The phrase “bring the courts into the picture” makes it sound like court oversight for domestic-to-foreign communication is a new idea. But in fact it’s not—it’s the way FISA has worked since it was enacted. If you wanted to install a wiretap on American soil, you had to get a FISA warrant, regardless of whether the other end of the line was overseas or not. The question isn’t whether we should “bring the courts into the picture.” The question is whether we should cut the courts out of the oversight role they’ve played successfully for the last 30 years.
The business of “striking a balance” is particularly galling because balance-striking is something you do when there are two different sides, each making reasonable and sincere arguments. But in this case, the Bush administration’s position is that they should be free to unilaterally declare anyone they want to be a terrorism suspect, and then wiretap those people with impunity. That’s not a reasonable position, and you can’t come to a reasonable position by “balancing” a reasonable position with an unreasonable one.
Second, as Matt points out, there’s this immunity passage:
There is one major area of disagreement between the administration and House Democrats where we think the administration has the better of the argument: the question of whether telecommunications companies that provided information to the government without court orders should be given retroactive immunity from being sued.
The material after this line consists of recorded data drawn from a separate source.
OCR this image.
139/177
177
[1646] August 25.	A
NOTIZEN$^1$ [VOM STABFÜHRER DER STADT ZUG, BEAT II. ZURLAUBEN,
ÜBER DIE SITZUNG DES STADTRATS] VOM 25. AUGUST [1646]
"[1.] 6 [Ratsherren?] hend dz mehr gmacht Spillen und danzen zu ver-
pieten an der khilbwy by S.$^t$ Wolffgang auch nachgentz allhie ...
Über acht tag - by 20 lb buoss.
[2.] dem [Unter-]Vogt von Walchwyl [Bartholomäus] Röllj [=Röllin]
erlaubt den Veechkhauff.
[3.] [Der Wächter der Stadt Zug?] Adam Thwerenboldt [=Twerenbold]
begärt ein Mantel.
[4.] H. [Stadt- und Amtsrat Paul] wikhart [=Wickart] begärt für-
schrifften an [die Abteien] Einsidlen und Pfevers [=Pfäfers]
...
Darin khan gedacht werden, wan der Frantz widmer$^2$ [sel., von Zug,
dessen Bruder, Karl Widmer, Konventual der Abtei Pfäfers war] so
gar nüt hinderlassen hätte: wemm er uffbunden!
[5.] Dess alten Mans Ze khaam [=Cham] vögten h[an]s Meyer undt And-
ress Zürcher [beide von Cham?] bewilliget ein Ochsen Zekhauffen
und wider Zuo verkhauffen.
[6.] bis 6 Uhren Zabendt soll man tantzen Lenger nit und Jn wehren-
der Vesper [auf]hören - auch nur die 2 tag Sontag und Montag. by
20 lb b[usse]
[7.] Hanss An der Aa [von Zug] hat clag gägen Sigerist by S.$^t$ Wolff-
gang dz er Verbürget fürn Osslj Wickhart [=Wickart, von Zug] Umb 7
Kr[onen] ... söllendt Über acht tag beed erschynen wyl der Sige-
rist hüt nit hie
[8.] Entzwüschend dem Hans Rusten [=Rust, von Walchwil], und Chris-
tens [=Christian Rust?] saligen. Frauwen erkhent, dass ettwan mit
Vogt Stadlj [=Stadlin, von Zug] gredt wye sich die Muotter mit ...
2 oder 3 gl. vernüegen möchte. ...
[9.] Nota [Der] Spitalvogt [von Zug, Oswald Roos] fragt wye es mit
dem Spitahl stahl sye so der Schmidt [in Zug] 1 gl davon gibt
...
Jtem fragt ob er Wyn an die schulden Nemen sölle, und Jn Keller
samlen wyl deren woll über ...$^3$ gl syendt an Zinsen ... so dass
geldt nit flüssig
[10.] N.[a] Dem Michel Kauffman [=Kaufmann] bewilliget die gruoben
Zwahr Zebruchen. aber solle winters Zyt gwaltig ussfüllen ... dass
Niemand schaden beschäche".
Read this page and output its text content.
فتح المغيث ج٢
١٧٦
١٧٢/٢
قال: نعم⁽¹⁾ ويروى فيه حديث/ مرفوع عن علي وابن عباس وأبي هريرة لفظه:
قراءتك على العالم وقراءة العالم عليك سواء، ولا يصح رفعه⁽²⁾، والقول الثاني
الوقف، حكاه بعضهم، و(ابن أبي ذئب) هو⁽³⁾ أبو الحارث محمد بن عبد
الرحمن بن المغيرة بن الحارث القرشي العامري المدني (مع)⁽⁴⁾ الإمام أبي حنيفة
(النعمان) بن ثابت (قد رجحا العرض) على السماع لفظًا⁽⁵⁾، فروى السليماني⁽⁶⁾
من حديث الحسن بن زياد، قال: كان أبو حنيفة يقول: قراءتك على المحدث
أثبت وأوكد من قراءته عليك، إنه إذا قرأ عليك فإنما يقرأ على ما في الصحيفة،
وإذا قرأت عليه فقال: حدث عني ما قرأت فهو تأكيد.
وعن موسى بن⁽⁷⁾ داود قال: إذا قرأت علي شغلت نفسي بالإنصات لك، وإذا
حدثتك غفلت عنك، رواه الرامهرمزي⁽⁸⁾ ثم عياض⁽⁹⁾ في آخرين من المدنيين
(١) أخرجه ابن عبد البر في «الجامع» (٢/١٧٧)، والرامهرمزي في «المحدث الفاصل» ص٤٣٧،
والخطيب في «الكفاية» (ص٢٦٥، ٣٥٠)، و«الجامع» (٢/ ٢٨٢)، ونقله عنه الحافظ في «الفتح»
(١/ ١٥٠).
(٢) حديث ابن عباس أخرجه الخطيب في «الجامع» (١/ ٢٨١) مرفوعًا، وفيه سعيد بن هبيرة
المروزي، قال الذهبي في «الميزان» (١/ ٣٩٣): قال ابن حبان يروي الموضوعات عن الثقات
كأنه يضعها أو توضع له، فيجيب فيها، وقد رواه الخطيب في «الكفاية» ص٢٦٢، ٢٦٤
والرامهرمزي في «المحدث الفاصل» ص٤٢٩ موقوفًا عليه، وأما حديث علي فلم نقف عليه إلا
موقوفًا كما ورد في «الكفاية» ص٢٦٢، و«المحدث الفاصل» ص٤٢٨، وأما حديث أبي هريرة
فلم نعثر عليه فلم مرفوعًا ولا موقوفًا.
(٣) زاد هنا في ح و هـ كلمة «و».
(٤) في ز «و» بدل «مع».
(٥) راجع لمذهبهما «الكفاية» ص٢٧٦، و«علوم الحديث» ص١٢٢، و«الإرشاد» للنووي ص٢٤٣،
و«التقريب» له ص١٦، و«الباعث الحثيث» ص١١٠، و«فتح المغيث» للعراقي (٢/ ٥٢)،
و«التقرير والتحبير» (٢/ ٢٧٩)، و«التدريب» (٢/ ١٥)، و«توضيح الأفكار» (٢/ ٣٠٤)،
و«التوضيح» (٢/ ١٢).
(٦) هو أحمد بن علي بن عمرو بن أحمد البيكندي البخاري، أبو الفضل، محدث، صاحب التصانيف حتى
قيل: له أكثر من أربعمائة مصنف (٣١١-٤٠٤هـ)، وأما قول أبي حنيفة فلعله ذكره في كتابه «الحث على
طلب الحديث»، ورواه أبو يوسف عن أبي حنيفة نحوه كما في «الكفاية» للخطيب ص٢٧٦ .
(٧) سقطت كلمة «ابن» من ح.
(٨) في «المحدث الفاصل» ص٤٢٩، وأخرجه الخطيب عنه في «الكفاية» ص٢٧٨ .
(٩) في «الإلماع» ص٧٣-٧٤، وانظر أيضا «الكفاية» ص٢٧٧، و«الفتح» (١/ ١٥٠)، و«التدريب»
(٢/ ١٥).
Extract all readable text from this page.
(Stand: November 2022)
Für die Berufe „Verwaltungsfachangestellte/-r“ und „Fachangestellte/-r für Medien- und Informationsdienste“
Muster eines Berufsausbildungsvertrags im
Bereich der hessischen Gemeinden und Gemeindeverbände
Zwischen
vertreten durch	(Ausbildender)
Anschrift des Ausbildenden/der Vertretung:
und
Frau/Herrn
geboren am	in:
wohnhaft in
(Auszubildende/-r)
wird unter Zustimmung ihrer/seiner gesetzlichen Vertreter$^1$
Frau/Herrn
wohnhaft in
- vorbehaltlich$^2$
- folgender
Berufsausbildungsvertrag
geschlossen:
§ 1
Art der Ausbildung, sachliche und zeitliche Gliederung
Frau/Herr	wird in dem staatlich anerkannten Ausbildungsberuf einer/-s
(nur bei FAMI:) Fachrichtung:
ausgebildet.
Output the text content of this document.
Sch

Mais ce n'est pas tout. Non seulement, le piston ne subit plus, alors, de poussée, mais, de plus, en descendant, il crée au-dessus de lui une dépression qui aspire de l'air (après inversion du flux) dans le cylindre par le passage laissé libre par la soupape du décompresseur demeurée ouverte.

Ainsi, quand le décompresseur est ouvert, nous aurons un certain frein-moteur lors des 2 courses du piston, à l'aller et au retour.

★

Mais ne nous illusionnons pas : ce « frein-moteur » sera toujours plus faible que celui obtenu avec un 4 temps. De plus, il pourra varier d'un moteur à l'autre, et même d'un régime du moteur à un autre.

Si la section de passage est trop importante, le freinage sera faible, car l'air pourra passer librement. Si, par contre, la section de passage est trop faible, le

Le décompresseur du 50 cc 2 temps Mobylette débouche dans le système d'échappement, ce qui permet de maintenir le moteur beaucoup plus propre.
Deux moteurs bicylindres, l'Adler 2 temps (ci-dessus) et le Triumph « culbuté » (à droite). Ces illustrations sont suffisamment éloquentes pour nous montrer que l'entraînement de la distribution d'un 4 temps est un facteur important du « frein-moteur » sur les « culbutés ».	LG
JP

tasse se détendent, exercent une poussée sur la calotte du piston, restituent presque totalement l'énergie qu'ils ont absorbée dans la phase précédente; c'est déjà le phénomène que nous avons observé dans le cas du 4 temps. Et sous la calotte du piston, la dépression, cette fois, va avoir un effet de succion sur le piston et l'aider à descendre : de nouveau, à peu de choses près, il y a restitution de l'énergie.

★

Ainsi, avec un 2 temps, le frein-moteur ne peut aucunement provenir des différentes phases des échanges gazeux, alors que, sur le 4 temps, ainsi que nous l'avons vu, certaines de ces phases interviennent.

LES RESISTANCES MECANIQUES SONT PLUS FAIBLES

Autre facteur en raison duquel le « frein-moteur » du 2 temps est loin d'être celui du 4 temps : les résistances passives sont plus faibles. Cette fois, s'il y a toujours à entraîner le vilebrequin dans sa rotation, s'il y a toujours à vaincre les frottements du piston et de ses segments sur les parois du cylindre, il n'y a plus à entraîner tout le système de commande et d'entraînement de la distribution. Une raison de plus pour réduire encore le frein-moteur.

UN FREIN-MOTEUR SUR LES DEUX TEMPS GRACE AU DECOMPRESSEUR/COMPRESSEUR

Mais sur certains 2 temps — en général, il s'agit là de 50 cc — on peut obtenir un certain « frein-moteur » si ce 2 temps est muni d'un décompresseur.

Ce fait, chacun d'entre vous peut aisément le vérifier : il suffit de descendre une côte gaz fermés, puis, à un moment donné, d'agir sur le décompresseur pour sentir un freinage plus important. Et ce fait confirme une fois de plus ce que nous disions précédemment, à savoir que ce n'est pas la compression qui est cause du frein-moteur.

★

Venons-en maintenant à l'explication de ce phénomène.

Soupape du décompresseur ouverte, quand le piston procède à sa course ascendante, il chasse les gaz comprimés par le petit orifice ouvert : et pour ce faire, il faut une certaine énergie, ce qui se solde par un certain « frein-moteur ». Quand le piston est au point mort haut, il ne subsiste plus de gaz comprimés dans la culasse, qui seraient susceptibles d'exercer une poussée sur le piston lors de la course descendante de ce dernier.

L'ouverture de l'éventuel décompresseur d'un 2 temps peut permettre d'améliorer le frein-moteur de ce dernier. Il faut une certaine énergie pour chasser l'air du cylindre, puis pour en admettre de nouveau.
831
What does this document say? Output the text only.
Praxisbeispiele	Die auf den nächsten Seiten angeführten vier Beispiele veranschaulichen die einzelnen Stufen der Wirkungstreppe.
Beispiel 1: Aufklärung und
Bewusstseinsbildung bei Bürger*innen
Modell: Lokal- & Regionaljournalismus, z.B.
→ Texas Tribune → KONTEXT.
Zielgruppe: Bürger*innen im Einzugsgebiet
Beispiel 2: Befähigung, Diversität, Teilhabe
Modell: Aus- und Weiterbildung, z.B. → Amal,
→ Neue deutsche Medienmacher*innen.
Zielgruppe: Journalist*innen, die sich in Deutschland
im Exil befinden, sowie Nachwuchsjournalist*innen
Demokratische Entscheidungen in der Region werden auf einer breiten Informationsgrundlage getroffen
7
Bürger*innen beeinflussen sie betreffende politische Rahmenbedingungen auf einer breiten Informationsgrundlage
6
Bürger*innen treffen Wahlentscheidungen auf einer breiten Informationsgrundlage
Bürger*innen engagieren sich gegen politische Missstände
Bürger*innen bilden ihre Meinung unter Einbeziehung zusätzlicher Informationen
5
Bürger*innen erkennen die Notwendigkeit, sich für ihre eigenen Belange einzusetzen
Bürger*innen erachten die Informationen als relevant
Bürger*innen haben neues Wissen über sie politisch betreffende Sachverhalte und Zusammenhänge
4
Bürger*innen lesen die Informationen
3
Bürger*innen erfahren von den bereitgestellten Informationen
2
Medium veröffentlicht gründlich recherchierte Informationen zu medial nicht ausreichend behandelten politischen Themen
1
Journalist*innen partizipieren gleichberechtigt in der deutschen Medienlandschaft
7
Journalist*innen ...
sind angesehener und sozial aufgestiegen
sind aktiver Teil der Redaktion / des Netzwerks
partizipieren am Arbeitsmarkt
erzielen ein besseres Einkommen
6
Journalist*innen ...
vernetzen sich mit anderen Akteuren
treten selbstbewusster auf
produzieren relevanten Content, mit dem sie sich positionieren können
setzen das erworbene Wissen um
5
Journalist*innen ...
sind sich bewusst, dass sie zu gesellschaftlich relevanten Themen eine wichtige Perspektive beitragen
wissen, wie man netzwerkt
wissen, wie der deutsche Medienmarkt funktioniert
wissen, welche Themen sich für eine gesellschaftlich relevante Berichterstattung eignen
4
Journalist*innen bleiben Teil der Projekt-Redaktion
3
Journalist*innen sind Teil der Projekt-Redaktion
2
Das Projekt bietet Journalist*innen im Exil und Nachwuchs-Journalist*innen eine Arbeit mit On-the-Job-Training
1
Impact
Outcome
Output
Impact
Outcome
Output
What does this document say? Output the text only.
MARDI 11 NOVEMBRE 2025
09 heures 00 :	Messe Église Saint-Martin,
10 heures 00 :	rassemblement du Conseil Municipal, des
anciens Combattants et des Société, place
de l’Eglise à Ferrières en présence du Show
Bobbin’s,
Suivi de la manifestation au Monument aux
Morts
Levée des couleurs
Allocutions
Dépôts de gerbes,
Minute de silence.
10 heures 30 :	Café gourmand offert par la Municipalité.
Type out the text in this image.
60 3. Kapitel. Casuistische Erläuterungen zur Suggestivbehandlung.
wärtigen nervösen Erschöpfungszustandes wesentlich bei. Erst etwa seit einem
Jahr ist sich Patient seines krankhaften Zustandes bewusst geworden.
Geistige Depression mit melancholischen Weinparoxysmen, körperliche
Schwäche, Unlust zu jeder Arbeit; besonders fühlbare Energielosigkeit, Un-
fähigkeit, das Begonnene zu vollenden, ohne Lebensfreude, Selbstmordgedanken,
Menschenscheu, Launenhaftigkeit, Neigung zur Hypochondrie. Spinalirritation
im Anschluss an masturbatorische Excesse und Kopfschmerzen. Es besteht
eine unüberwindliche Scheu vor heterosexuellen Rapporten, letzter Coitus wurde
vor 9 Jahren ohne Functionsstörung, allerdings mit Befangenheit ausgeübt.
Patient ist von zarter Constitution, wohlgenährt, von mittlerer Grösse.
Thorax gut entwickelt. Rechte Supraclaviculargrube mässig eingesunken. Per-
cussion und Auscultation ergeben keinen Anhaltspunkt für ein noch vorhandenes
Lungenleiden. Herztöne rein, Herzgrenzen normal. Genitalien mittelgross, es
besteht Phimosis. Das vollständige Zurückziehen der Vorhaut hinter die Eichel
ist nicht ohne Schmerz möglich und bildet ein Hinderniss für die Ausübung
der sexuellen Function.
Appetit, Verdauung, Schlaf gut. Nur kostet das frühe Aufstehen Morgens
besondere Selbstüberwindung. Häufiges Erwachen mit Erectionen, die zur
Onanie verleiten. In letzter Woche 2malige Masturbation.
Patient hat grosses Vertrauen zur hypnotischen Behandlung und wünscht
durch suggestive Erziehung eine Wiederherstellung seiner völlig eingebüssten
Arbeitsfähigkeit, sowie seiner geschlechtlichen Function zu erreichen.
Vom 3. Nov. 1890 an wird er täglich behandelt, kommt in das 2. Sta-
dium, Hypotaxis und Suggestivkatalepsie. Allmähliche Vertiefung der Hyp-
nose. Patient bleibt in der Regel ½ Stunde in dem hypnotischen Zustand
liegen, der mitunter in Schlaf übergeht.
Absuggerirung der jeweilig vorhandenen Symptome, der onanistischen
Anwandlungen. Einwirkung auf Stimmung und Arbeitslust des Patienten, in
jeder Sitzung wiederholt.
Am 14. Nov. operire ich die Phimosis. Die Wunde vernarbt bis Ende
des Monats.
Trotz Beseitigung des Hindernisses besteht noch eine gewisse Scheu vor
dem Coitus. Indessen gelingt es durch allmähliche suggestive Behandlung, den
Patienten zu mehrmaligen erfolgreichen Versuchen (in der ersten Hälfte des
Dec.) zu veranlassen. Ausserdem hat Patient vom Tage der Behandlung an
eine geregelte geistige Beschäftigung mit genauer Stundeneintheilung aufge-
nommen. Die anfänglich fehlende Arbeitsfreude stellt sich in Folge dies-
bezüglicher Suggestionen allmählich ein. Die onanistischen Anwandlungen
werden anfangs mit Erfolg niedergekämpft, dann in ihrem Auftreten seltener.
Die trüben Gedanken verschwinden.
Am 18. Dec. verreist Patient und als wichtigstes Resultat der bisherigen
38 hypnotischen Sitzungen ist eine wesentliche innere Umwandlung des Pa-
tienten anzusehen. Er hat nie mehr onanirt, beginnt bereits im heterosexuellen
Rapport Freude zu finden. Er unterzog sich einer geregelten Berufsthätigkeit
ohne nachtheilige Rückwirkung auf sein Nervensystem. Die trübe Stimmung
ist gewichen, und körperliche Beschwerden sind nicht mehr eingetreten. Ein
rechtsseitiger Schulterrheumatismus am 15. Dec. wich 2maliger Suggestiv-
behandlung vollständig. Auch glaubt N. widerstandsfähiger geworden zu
House Democrats are understandably reluctant to grant that wholesale protection without understanding exactly what conduct they are shielding, and the administration has balked at providing such information. But the telecommunications providers seem to us to have been acting as patriotic corporate citizens in a difficult and uncharted environment.
This is, as Matt points out, complete nonsense. I’ve been following the debate pretty closely and I’ve seen no evidence that they were operating in “a difficult and uncharted environment.” The law is very clear: it’s illegal for a telecom company to comply with a government wiretap request without a court order. That’s been the law for decades, and AT&T and Verizon have no shortage of competent legal counsel. Indeed, Qwest’s lawyers had no trouble determining that warrantless wiretapping was illegal when the government approached them with a similar request.
If Congress grants telecom companies retroactive immunity for unambiguously illegal actions, it will all but guarantee that in the future, telecom companies will comply with government information requests regardless of what the law says. After all, the government has the ability to reward or punish companies for their cooperation (or lack thereof) in illegal snooping programs. If Congress gives them a “get out of jail free” card this time, they’ll be even less likely to obey the rules the next time the executive branch comes along and asks them to break the law.
There’s nothing patriotic about trashing the constitution in order to score lucrative government contracts.